Richard Belt had made a start on the replica group but, in 1886, he was convicted of 'conspiracy to obtain, and of obtaining money from Sir William Abdy by false representations'. He, and his brother, had sold jewellery at inflated prices to Abdy, purporting to have come from a Sultan. The jewellery had in fact come from a pawnbroker. His brother was acquitted, but Belt was sentenced to a twelve-month prison sentence with hard labour, a result that caused much pleasure among the sculptors who had supported Lawes in the famous libel trial.
As a result of Belt's imprisonment, the sculptor, Louis-Auguste Malempré was employed to complete the work on the replica Queen Anne monument. In some press reports, it was alleged that Belt had continued to work on the sculpture while he was in Holloway Gaol, but this was patently untrue and Malempré was instructed to write to the press demanding an official retraction. Queen Victoria herself also demanded that this assertion was retracted in the press.
The unveiling of the new monument took place on 15th December 1886.
When Belt was released from prison he had demanded that his name be put on the monument as the sculptor, despite the fact that he had never personally carried out any of the work on the monument. This did nothing to quell accusations of him being a 'charlatan'.
It is interesting to note that, even after the original monument was replaced with the replica, there were still frequent calls for it to be removed. As early as 1897, the Diamond Jubilee year of Queen Victoria, she was asked for permission to move it, replying, 'Move Queen Anne? Certainly not! Why it might some day be suggested that my statue should be removed, which I should much dislike.'
For years after the original monument had been quickly removed during the night, the travel writer Augustus Hare searched for its location with no success. Then one of his friends noticed the statues sitting in a stone mason's yard near Vauxhall Bridge Road. The mason had been instructed by the City Council to sell the works for the value of the marble but, Hare discovered that they had no right to give any orders concerning the work as it belonged to the Archbishop of Canterbury, the Bishop of London, and the Lord Mayor. Hare purchased the work himself and made arrangements for it to be taken down to Holmhurst, his home in Hastings.

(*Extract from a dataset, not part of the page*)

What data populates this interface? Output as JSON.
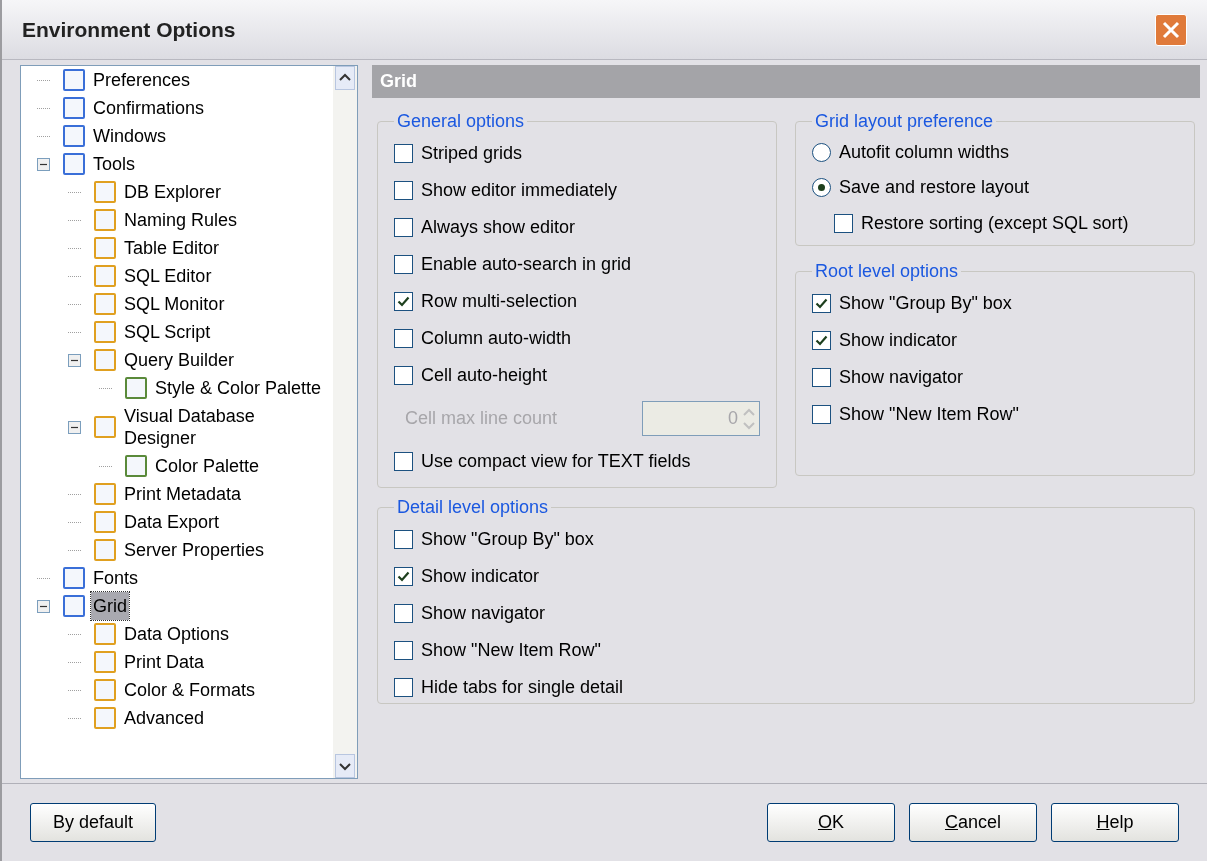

The monument was laboriously transported, with great spectacle, to Holmhurst by road, using 28 horses, four trucks, four trollies, and 16 men. A circuitous route had to be found for the procession in order to avoid low bridges and tunnels, because it was impossible to lie Queen Anne on her back, both because of her long train, and because it was also deemed unseemly to do so. The statue of Queen Anne, therefore, led the procession, leaning slightly forward to accommodate the train, and each of the other four figures were in separate wagons following behind.

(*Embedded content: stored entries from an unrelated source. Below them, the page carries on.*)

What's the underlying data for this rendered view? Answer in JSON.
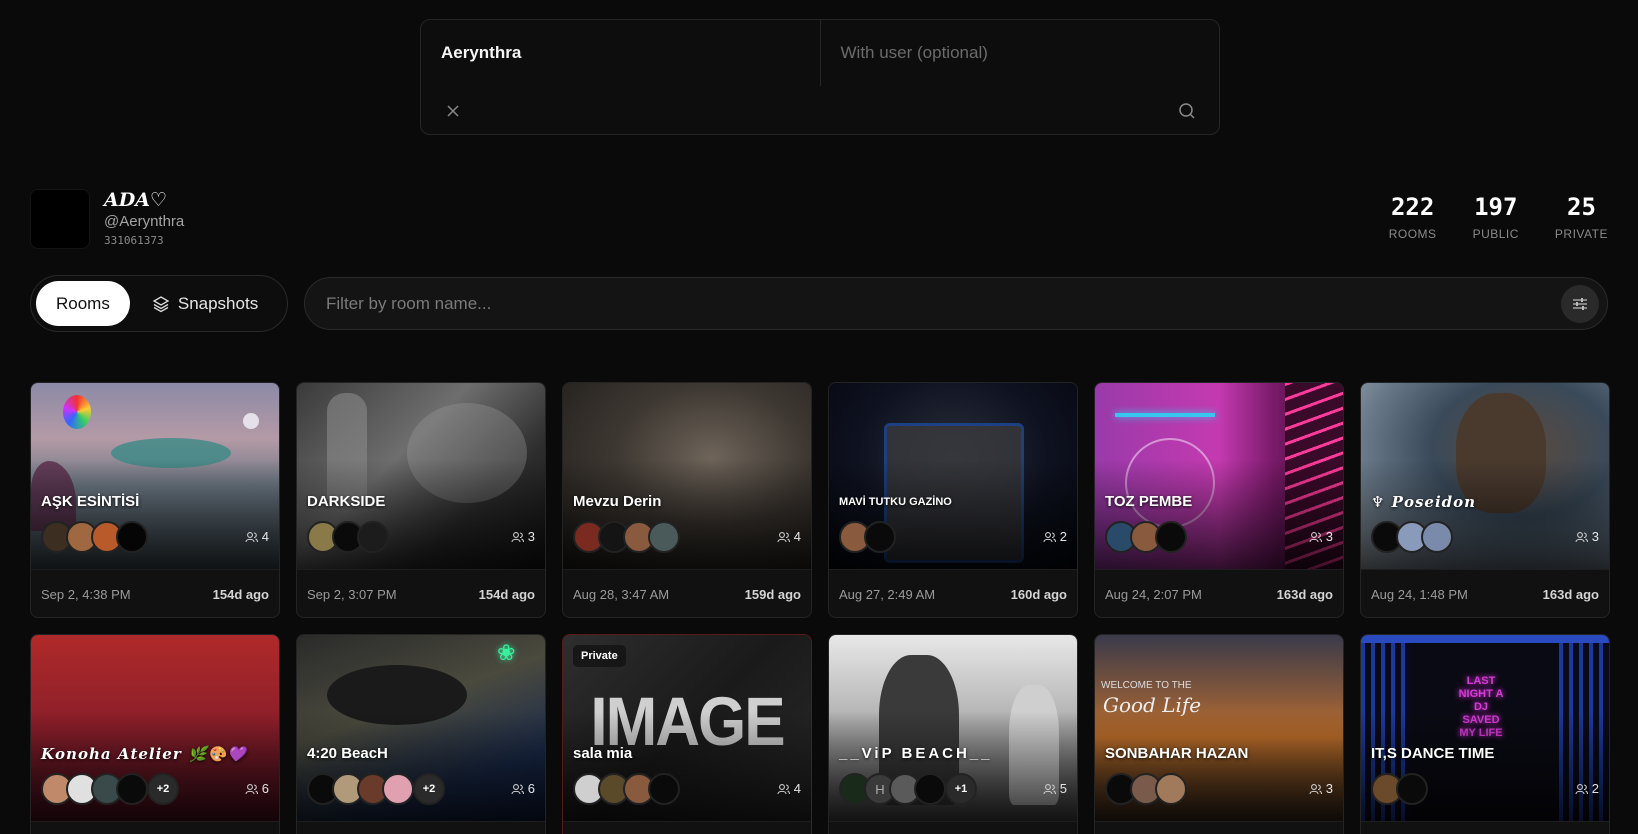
{
  "search": {
    "user_value": "Aerynthra",
    "with_user_placeholder": "With user (optional)",
    "clear_icon": "close-icon",
    "search_icon": "search-icon"
  },
  "profile": {
    "display_name": "ADA♡",
    "handle": "@Aerynthra",
    "id": "331061373"
  },
  "stats": [
    {
      "value": "222",
      "label": "ROOMS"
    },
    {
      "value": "197",
      "label": "PUBLIC"
    },
    {
      "value": "25",
      "label": "PRIVATE"
    }
  ],
  "tabs": {
    "rooms": "Rooms",
    "snapshots": "Snapshots",
    "active": "rooms"
  },
  "filter": {
    "placeholder": "Filter by room name...",
    "settings_icon": "sliders-icon"
  },
  "rooms": [
    {
      "title": "AŞK ESİNTİSİ",
      "users": "4",
      "date": "Sep 2, 4:38 PM",
      "ago": "154d ago",
      "avatars": 4,
      "more": ""
    },
    {
      "title": "DARKSIDE",
      "users": "3",
      "date": "Sep 2, 3:07 PM",
      "ago": "154d ago",
      "avatars": 3,
      "more": ""
    },
    {
      "title": "Mevzu Derin",
      "users": "4",
      "date": "Aug 28, 3:47 AM",
      "ago": "159d ago",
      "avatars": 4,
      "more": ""
    },
    {
      "title": "MAVİ TUTKU GAZİNO",
      "users": "2",
      "date": "Aug 27, 2:49 AM",
      "ago": "160d ago",
      "avatars": 2,
      "more": ""
    },
    {
      "title": "TOZ PEMBE",
      "users": "3",
      "date": "Aug 24, 2:07 PM",
      "ago": "163d ago",
      "avatars": 3,
      "more": ""
    },
    {
      "title": "♆ 𝑷𝒐𝒔𝒆𝒊𝒅𝒐𝒏",
      "users": "3",
      "date": "Aug 24, 1:48 PM",
      "ago": "163d ago",
      "avatars": 3,
      "more": ""
    },
    {
      "title": "𝑲𝒐𝒏𝒐𝒉𝒂 𝑨𝒕𝒆𝒍𝒊𝒆𝒓 🌿🎨💜",
      "users": "6",
      "avatars": 4,
      "more": "+2"
    },
    {
      "title": "4:20 BeacH",
      "users": "6",
      "avatars": 4,
      "more": "+2"
    },
    {
      "title": "sala mia",
      "users": "4",
      "avatars": 4,
      "more": "",
      "badge": "Private",
      "image_word": "IMAGE"
    },
    {
      "title": "__ViP BEACH__",
      "users": "5",
      "avatars": 4,
      "more": "+1"
    },
    {
      "title": "SONBAHAR HAZAN",
      "users": "3",
      "avatars": 3,
      "more": "",
      "overlay_small": "WELCOME TO THE",
      "overlay_script": "Good Life"
    },
    {
      "title": "IT,S DANCE TIME",
      "users": "2",
      "avatars": 2,
      "more": "",
      "neon": "LAST NIGHT A DJ SAVED MY LIFE"
    }
  ],
  "colors": {
    "background": "#0a0a0a",
    "card": "#111111",
    "accent_active_tab": "#ffffff"
  }
}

Hare restored the monument beautifully in the extensive gardens at Holmhurst, creating a new stepped base in stone to replace the original black marble one. When Hare died in 1903, Holmhurst was purchased by Vice Admiral Sir Lewis Beaumont, and subsequently by Sir John Gordon Kennedy, but it was later acquired by the Community of the Holy Family, who founded a school dedicated to the teaching of women of all ages, worldwide, and that was founded expressly for scholars and artists. One notable attendee at the school is Joanna Lumley.

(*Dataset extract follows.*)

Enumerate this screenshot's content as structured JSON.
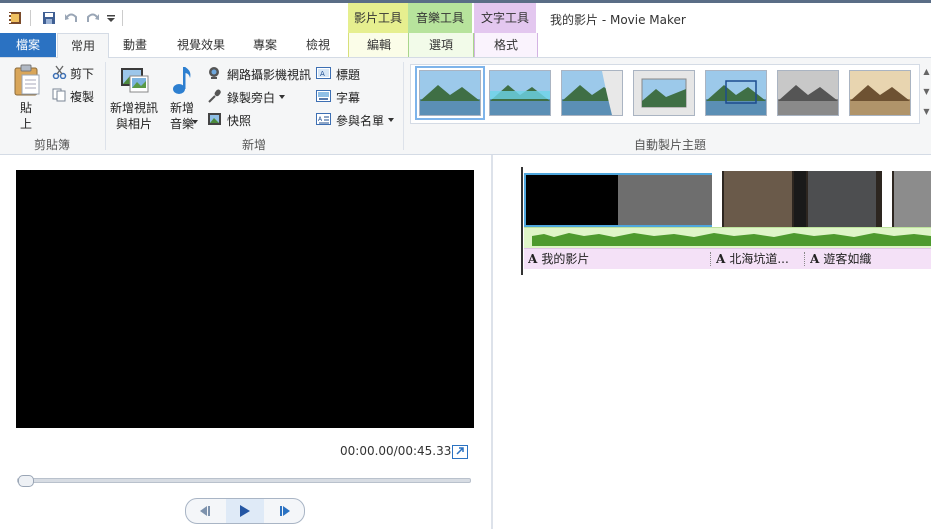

The school was closed some years ago and the main house has already been converted into luxury flats. The land on which the monument to Queen Anne stands is currently in the hands of developers who have had to make a commitment to restore the monument and provide public access to it. It is currently covered by a large metal structure although vandals have continued to cause enormous damage to it and it is now in a very sorry state.
What a great pity that a monument with such an extraordinary history is not better looked after by both local authorities, and developers. Its Grade II* listed status and its inclusion on the Heritage at Risk Register has apparently done little to protect it from gross neglect and continued wanton vandalism.